The onset of warm weather after a prolonged winter (and lockdown) has seen a reduction in the number and species of birds at the feeders in my garden. It is always a mystery as to what brings them here, and now I am wondering what is keeping them away. It can’t be the cats who sit close by, motionless, thinking they can’t be seen. It’s been a while since Mango caught a bird and even longer since it was a fatal hunt – as she ages, perhaps the instinct will fade. Biggles has never caught anything in his lazy life as far as I know, so is never a suspect. The dogs only chase the speckled pigeons, who simply relocate to the roof for a minute then resume their pecking in the flower boxes. No doubt it is the abundance of natural sources of food that makes them less reliant on the feeders that saw them through the lean months of winter.
The interesting thing is that when the birds are here, it is usually a juvenile accompanied by an adult, sometimes two, and so there is definitely nesting activity close by. How marvellous it would be if they nested on the property – there are many trees that I think would be good for nests, but only the birds know what they are looking for in a breeding site. I once found a robin’s nest in the centre of a bromeliad growing under the milkwood tree.
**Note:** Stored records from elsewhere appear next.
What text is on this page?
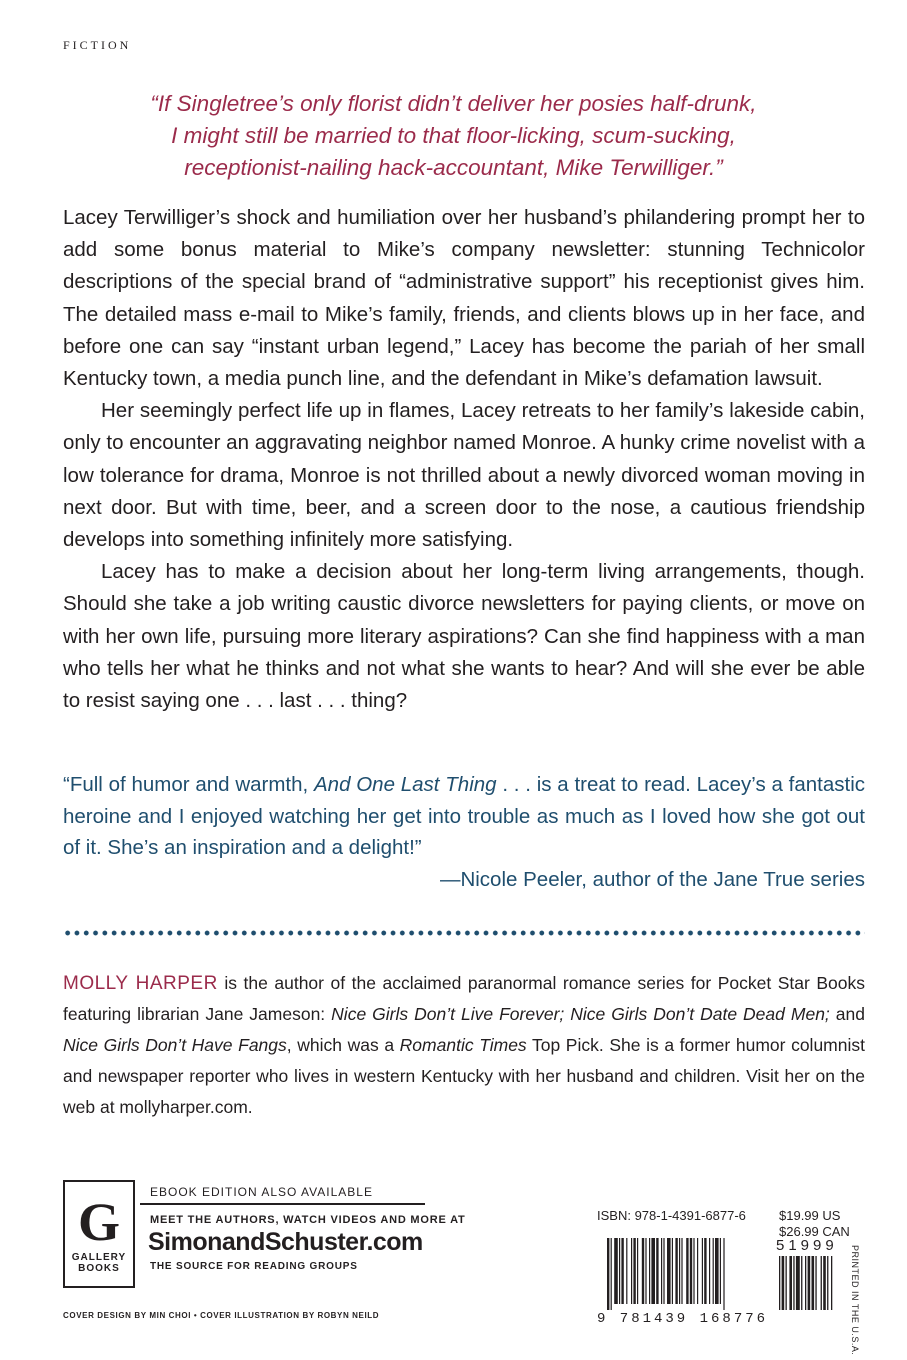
FICTION
“If Singletree’s only florist didn’t deliver her posies half-drunk,
I might still be married to that floor-licking, scum-sucking,
receptionist-nailing hack-accountant, Mike Terwilliger.”

Lacey Terwilliger’s shock and humiliation over her husband’s philandering prompt her to add some bonus material to Mike’s company newsletter: stunning Technicolor descriptions of the special brand of “administrative support” his receptionist gives him. The detailed mass e-mail to Mike’s family, friends, and clients blows up in her face, and before one can say “instant urban legend,” Lacey has become the pariah of her small Kentucky town, a media punch line, and the defendant in Mike’s defamation lawsuit.

Her seemingly perfect life up in flames, Lacey retreats to her family’s lakeside cabin, only to encounter an aggravating neighbor named Monroe. A hunky crime novelist with a low tolerance for drama, Monroe is not thrilled about a newly divorced woman moving in next door. But with time, beer, and a screen door to the nose, a cautious friendship develops into something infinitely more satisfying.

Lacey has to make a decision about her long-term living arrangements, though. Should she take a job writing caustic divorce newsletters for paying clients, or move on with her own life, pursuing more literary aspirations? Can she find happiness with a man who tells her what he thinks and not what she wants to hear? And will she ever be able to resist saying one . . . last . . . thing?

“Full of humor and warmth, And One Last Thing . . . is a treat to read. Lacey’s a fantastic heroine and I enjoyed watching her get into trouble as much as I loved how she got out of it. She’s an inspiration and a delight!”

—Nicole Peeler, author of the Jane True series

MOLLY HARPER is the author of the acclaimed paranormal romance series for Pocket Star Books featuring librarian Jane Jameson: Nice Girls Don’t Live Forever; Nice Girls Don’t Date Dead Men; and Nice Girls Don’t Have Fangs, which was a Romantic Times Top Pick. She is a former humor columnist and newspaper reporter who lives in western Kentucky with her husband and children. Visit her on the web at mollyharper.com.
G
GALLERY
BOOKS
EBOOK EDITION ALSO AVAILABLE
MEET THE AUTHORS, WATCH VIDEOS AND MORE AT
SimonandSchuster.com
THE SOURCE FOR READING GROUPS
COVER DESIGN BY MIN CHOI • COVER ILLUSTRATION BY ROBYN NEILD
ISBN: 978-1-4391-6877-6	$19.99 US
$26.99 CAN
51999
9 781439 168776	PRINTED IN THE U.S.A.
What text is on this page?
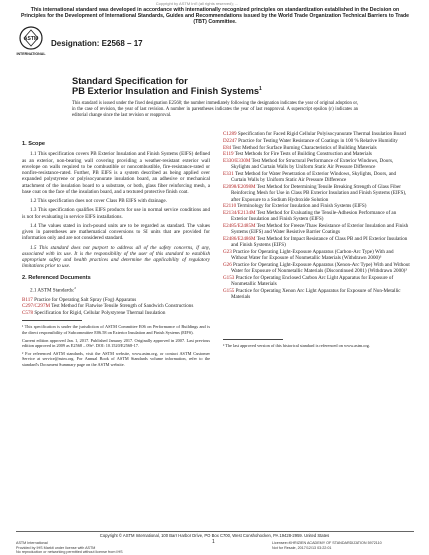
Copyright by ASTM Int'l (all rights reserved); ...
This international standard was developed in accordance with internationally recognized principles on standardization established in the Decision on Principles for the Development of International Standards, Guides and Recommendations issued by the World Trade Organization Technical Barriers to Trade (TBT) Committee.
ASTM
INTERNATIONAL
Designation: E2568 – 17
Standard Specification for
PB Exterior Insulation and Finish Systems$^1$
This standard is issued under the fixed designation E2568; the number immediately following the designation indicates the year of original adoption or, in the case of revision, the year of last revision. A number in parentheses indicates the year of last reapproval. A superscript epsilon (ε) indicates an editorial change since the last revision or reapproval.
1. Scope

1.1 This specification covers PB Exterior Insulation and Finish Systems (EIFS) defined as an exterior, non-bearing wall covering providing a weather-resistant exterior wall envelope on walls required to be combustible or noncombustible, fire-resistance-rated or nonfire-resistance-rated. Further, PB EIFS is a system described as being applied over expanded polystyrene or polyisocyanurate insulation board, an adhesive or mechanical attachment of the insulation board to a substrate, or both, glass fiber reinforcing mesh, a base coat on the face of the insulation board, and a textured protective finish coat.

1.2 This specification does not cover Class PB EIFS with drainage.

1.3 This specification qualifies EIFS products for use in normal service conditions and is not for evaluating in service EIFS installations.

1.4 The values stated in inch-pound units are to be regarded as standard. The values given in parentheses are mathematical conversions to SI units that are provided for information only and are not considered standard.

1.5 This standard does not purport to address all of the safety concerns, if any, associated with its use. It is the responsibility of the user of this standard to establish appropriate safety and health practices and determine the applicability of regulatory limitations prior to use.

2. Referenced Documents

2.1 ASTM Standards:$^2$

B117 Practice for Operating Salt Spray (Fog) Apparatus
C297/C297M Test Method for Flatwise Tensile Strength of Sandwich Constructions
C578 Specification for Rigid, Cellular Polystyrene Thermal Insulation

¹ This specification is under the jurisdiction of ASTM Committee E06 on Performance of Buildings and is the direct responsibility of Subcommittee E06.58 on Exterior Insulation and Finish Systems (EIFS).

Current edition approved Jan. 1, 2017. Published January 2017. Originally approved in 2007. Last previous edition approved in 2009 as E2568 – 09ε¹. DOI: 10.1520/E2568-17.

² For referenced ASTM standards, visit the ASTM website, www.astm.org, or contact ASTM Customer Service at service@astm.org. For Annual Book of ASTM Standards volume information, refer to the standard's Document Summary page on the ASTM website.

C1289 Specification for Faced Rigid Cellular Polyisocyanurate Thermal Insulation Board
D2247 Practice for Testing Water Resistance of Coatings in 100 % Relative Humidity
E84 Test Method for Surface Burning Characteristics of Building Materials
E119 Test Methods for Fire Tests of Building Construction and Materials
E330/E330M Test Method for Structural Performance of Exterior Windows, Doors, Skylights and Curtain Walls by Uniform Static Air Pressure Difference
E331 Test Method for Water Penetration of Exterior Windows, Skylights, Doors, and Curtain Walls by Uniform Static Air Pressure Difference
E2098/E2098M Test Method for Determining Tensile Breaking Strength of Glass Fiber Reinforcing Mesh for Use in Class PB Exterior Insulation and Finish Systems (EIFS), after Exposure to a Sodium Hydroxide Solution
E2110 Terminology for Exterior Insulation and Finish Systems (EIFS)
E2134/E2134M Test Method for Evaluating the Tensile-Adhesion Performance of an Exterior Insulation and Finish System (EIFS)
E2485/E2485M Test Method for Freeze/Thaw Resistance of Exterior Insulation and Finish Systems (EIFS) and Water Resistive Barrier Coatings
E2486/E2486M Test Method for Impact Resistance of Class PB and PI Exterior Insulation and Finish Systems (EIFS)
G23 Practice for Operating Light-Exposure Apparatus (Carbon-Arc Type) With and Without Water for Exposure of Nonmetallic Materials (Withdrawn 2000)³
G26 Practice for Operating Light-Exposure Apparatus (Xenon-Arc Type) With and Without Water for Exposure of Nonmetallic Materials (Discontinued 2001) (Withdrawn 2000)³
G153 Practice for Operating Enclosed Carbon Arc Light Apparatus for Exposure of Nonmetallic Materials
G155 Practice for Operating Xenon Arc Light Apparatus for Exposure of Non-Metallic Materials

³ The last approved version of this historical standard is referenced on www.astm.org.

Copyright © ASTM International, 100 Barr Harbor Drive, PO Box C700, West Conshohocken, PA 19428-2959. United States
1
ASTM International
Provided by IHS Markit under license with ASTM
No reproduction or networking permitted without license from IHS
Licensee=KHRIZIEN ACADEMY OF STANDARDIZATION 5972110
Not for Resale, 2017/12/13 03:22:01
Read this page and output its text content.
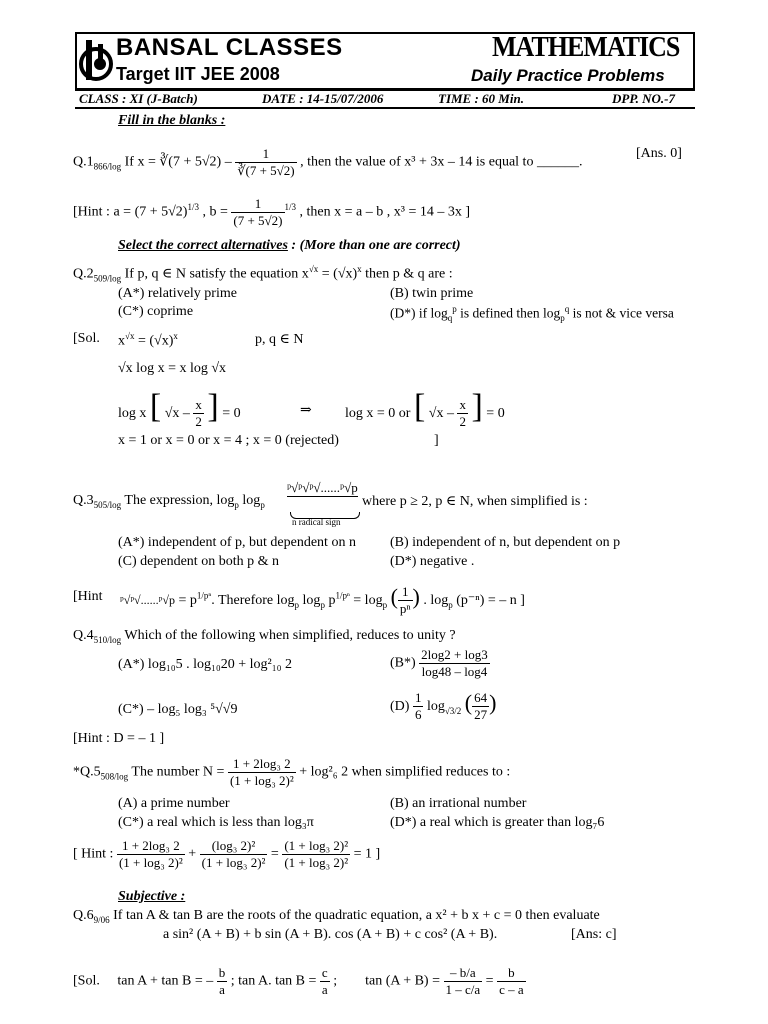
BANSAL CLASSES
Target IIT JEE 2008
MATHEMATICS
Daily Practice Problems
CLASS : XI (J-Batch)	DATE : 14-15/07/2006	TIME : 60 Min.	DPP. NO.-7
Fill in the blanks :
$Q.1_{866/log}$ If x = ∛(7 + $5√2) - \frac{1}{∛(7 + 5√2)}$ , then the value of x³ + 3x – 14 is equal to ______.
[Ans. 0]
[Hint : $a = (7 + 5√2)^{1/3}$ , $b = \frac{1}{(7 + 5√2)} ^{1/3}$ , then x = a – b , x³ = 14 – 3x ]
Select the correct alternatives : (More than one are correct)
$Q.2_{509/log}$ If p, q ∈ N satisfy the equation $x^{√x} = (√x)^x$ then p & q are :
(A*) relatively prime	(B) twin prime
(C*) coprime	(D*) if $\log_q^p$ is defined then $\log_p^q$ is not & vice versa
[Sol. $x^{√x} = (√x)^x$	p, q ∈ N
√x log x = x log √x
log x [ $√x - \frac{x}{2}$ ] = 0	⇒ log x = 0 or [ $√x - \frac{x}{2}$ ] = 0
x = 1 or x = 0 or x = 4 ; x = 0 (rejected)	]
$Q.3_{505/log}$ The expression, $\log_p \log_p$
ᵖ√ᵖ√ᵖ√......ᵖ√p
n radical sign
where p ≥ 2, p ∈ N, when simplified is :
(A*) independent of p, but dependent on n (B) independent of n, but dependent on p
(C) dependent on both p & n	(D*) negative .
[Hint ᵖ√ᵖ√......ᵖ√p = $p^{1/p^n}$. Therefore $\log_p \log_p p^{1/p^n} = \log_p$ ( $\frac{1}{\text{pⁿ}}$ ) . $\log_p (p^{-n})$ = – n ]
$Q.4_{510/log}$ Which of the following when simplified, reduces to unity ?
(A*) log₁₀5 . log₁₀20 + log²₁₀ 2	$(B*) \frac{2\log 2 + \log 3}{\log 48 - \log 4}$
(C*) – log₅ log₃ ⁵√√9	$(D) \frac{1}{6} \log_{√3/2}$ ( $\frac{64}{27}$ )
[Hint : D = – 1 ]
$*Q.5_{508/log}$ The number $N = \frac{\text{1 + 2log₃ 2}}{\text{(1 + log₃ 2)²}} + \log^2_6$ 2 when simplified reduces to :
(A) a prime number	(B) an irrational number
(C*) a real which is less than log₃π	(D*) a real which is greater than log₇6
[ Hint : $\frac{\text{1 + 2log₃ 2}}{\text{(1 + log₃ 2)²}} + \frac{\text{(log₃ 2)²}}{\text{(1 + log₃ 2)²}} = \frac{\text{(1 + log₃ 2)²}}{\text{(1 + log₃ 2)²}} = 1$ ]
Subjective :
$Q.6_{9/06}$ If tan A & tan B are the roots of the quadratic equation, a x² + b x + c = 0 then evaluate
a sin² (A + B) + b sin (A + B). cos (A + B) + c cos² (A + B).	[Ans: c]
[Sol. tan A + tan B = – $\frac{b}{a}$ ; tan A. $\tan B = \frac{c}{a}$ ; $\tan (A + B) = \frac{- b/a}{1 - c/a} = \frac{b}{c - a}$
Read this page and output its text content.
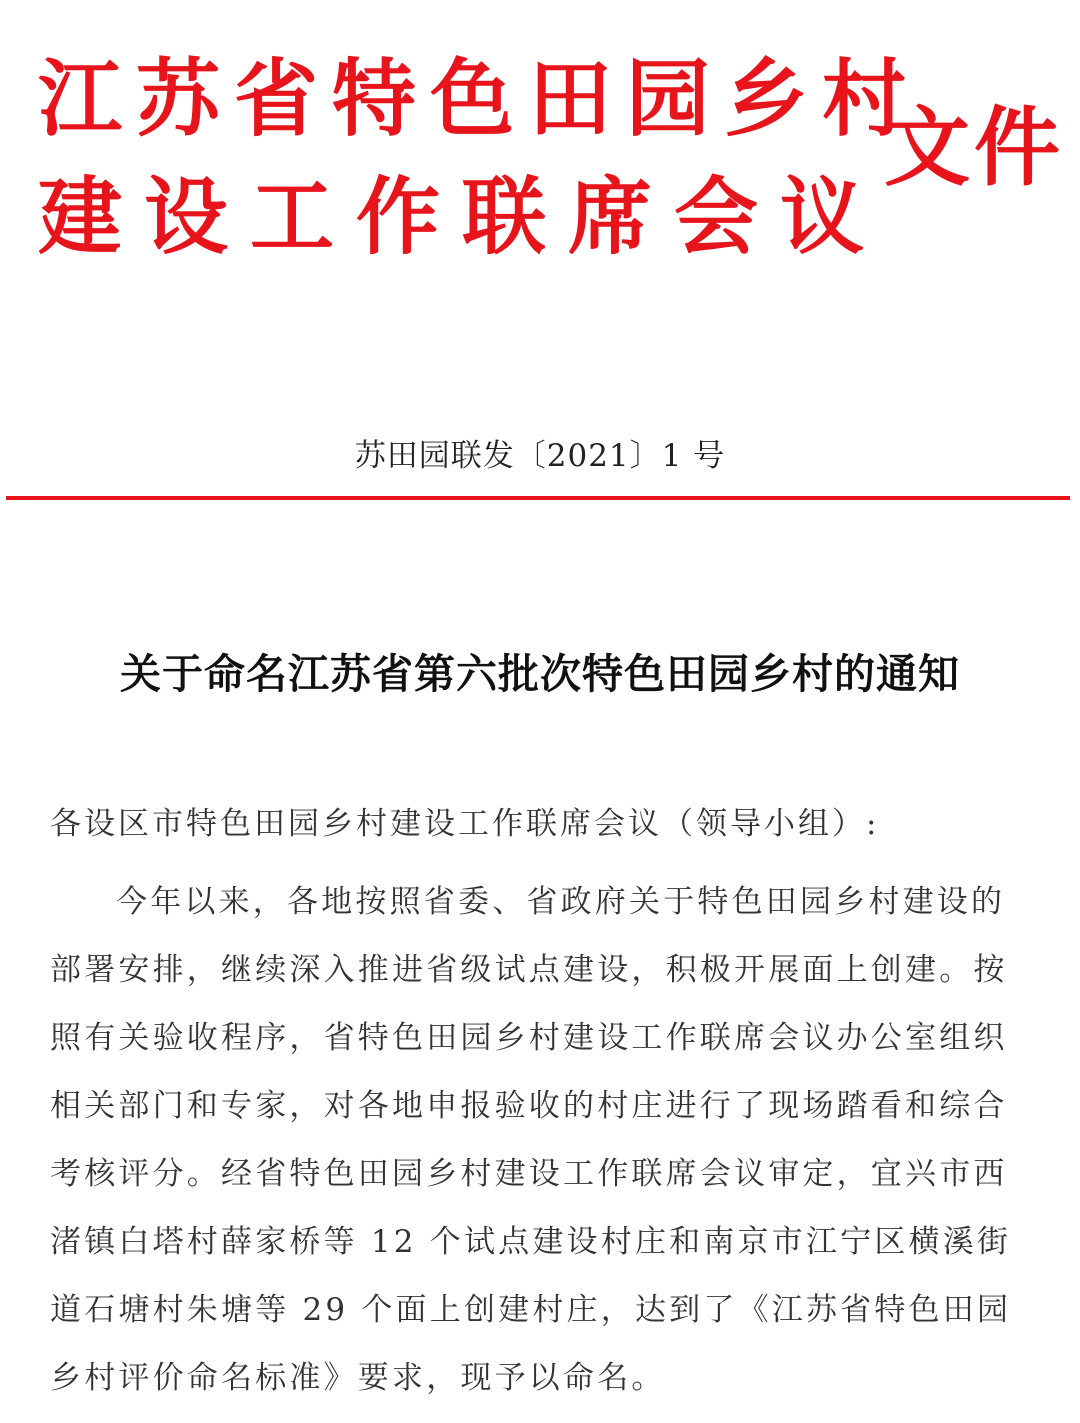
江苏省特色田园乡村
建设工作联席会议
文件
苏田园联发〔2021〕1 号
关于命名江苏省第六批次特色田园乡村的通知
各设区市特色田园乡村建设工作联席会议（领导小组）:
今年以来，各地按照省委、省政府关于特色田园乡村建设的
部署安排，继续深入推进省级试点建设，积极开展面上创建。按
照有关验收程序，省特色田园乡村建设工作联席会议办公室组织
相关部门和专家，对各地申报验收的村庄进行了现场踏看和综合
考核评分。经省特色田园乡村建设工作联席会议审定，宜兴市西
渚镇白塔村薛家桥等 12 个试点建设村庄和南京市江宁区横溪街
道石塘村朱塘等 29 个面上创建村庄，达到了《江苏省特色田园
乡村评价命名标准》要求，现予以命名。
Totally unprotected from predation, it regrettably never became used, but I have kept it simply for its beauty. (I know it was a robin as I disturbed it while on the nest.)
The most frequent fledglings over the years have been the Southern Boubou, Common Fiscal, Cape Robin Chat and Southern Double-collared sunbird. Malachite sunbirds have also appeared in numbers as juveniles, and it has been a delight to observe the change in plumage over the breeding seasons, with only the female remaining fairly drab. However, she never lacks for attention, and many mating displays and rivalry between the males have been a source of excitement in this garden where we are privileged to spend much time observing nature from the shade of a spreading branch. The Amethyst sunbird continues to visit, but being much more skittish than the other sunbirds (the SDC is practically tame), we often miss her flying visits, and the male has not been around for some months now. Even the large population of Cape White-eyes has all but disappeared.
A number of aloes are coming into bloom which hopefully will be an attraction (I always thought they were restricted to winter, but that may apply to endemic species and the popularity of aloes as features has led to propagation of species from all over South Africa). I will continue to grow plants that birds love to the extent that the sandy, oily coastal soil will bear, as I still believe they shouldn’t be attracted by sugar water.